Monday, November 5, 2007

Time Acceleration, Hyperbolic View

Library Trip

I made the trek over to the engineering library at the University of Washington this weekend and looked up several of the papers about powered soft-landing trajectory optimization that I wasn't able to view online. The papers weren't as useful as I'd hoped; they all tend to assume a flat earth with constant gravity, which makes the problem much simpler. My world is exaggerated (smaller world, faster time) so my powered flight occurs over a larger range of gravity strength and direction.

Unsurprisingly, it turns out that fuel-minimizing trajectories get as close as they can to two impulsive maneuvers: one at the start, and one at the end. One paper I read calls this a “bang-bang” trajectory. Cute!

Engine Cutoff

On my program, I did a few minor things. I put in an engine cutoff at touchdown to keep the rocket from rebounding off the ground. It's hard to let off on the rocket at the exact instant it touches down, so it is nice to have the game do it for you.

Time Acceleration

I also enhanced my time acceleration. On a “bang-bang” trajectory you spend the middle part just waiting while the rocket coasts. This is boring. Holding down the Tab key speeds up the game clock. Previously it just accelerated time by 25 times. This was fine for low orbits but much too slow for larger orbits, so I decided to make it variable.

My first attempt was to try to keep on-screen speed constant. This meant that the acceleration was proportional to the view radius (which changes as the camera control algorithm zooms in and out), and inversely proportional to the rocket speed. This worked great, except when it didn't. You can probably guess when it didn't: When the rocket speed approached zero. For example, you're sitting on the ground and press Tab. Bang! Infinite speedup. The other bad case is when you're flying straight up; the rocket will slow to a stop at the apex of the trajectory, then start falling back down. If you are accelerating time through the stop, suddenly your rocket is back on the ground, in pieces.

Because of these problems, I have dropped the inverse proportionality with rocket speed; the time acceleration is simply proportional to the view radius. I'm not sure whether this is wholly satisfactory. The camera frames orbits (up to a certain size), so if you are flying a highly elliptical orbit you will zoom around the periapsis at high speed and then dawdle through the apoapsis. Periapsis is a common location for doing burns, and having the time acceleration too high there makes it hard to hit the right spot in the orbit.

I added a game clock and a wall clock to the HUD, and a display of the time multiplier when the Tab key is down.

Hyperbolic Camera

Finally, I spent some time trying out various possibilities for the camera-framing algorithm when the orbit is very large, or hyperbolic. I don't have anything satisfactory yet. Ideally it should return similar results near the boundary with the orbit-framing regime, so the camera adjusts smoothly from one to the other. It needs to show the rocket at all times, and probably some portion of the unflown trajectory. It's also probably important to have the planet always be in view.

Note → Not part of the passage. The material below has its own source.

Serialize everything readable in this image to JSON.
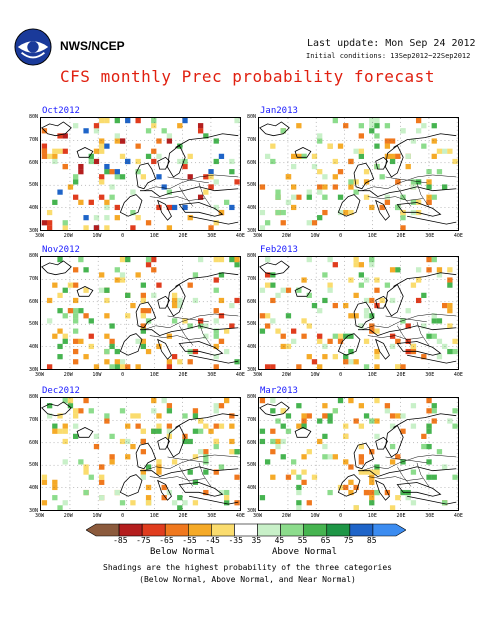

An example I tried: find the periapsis point, and the axis of the orbit. Expand a bounding circle from the periapsis point in the direction of the orbit's axis until it hits the rocket. Unfortunately this suffers from problems when the rocket is near periapsis. It also doesn't show too much ahead of the rocket for elliptical trajectories. On the plus side, it shows almost all of trajectories that are not too eccentric. It's probably my favorite out of the things I've tried so far, though.

Portal

A couple of years ago I was at the Game Developer Conference, looking over the entrants for the Independent Games competition. A couple of Digipen students (Kim Swift and another guy whose name escapes me) were there demonstrating their student project, a little game called Narbacular Drop. Valve saw the game, too, and hired the entire team of students to turn it into a shipping product, a process that took about two and a half years. I spent a couple hours this weekend playing it. It's pretty fun up to the point where I'm at (room 18), where it turned maddeningly difficult.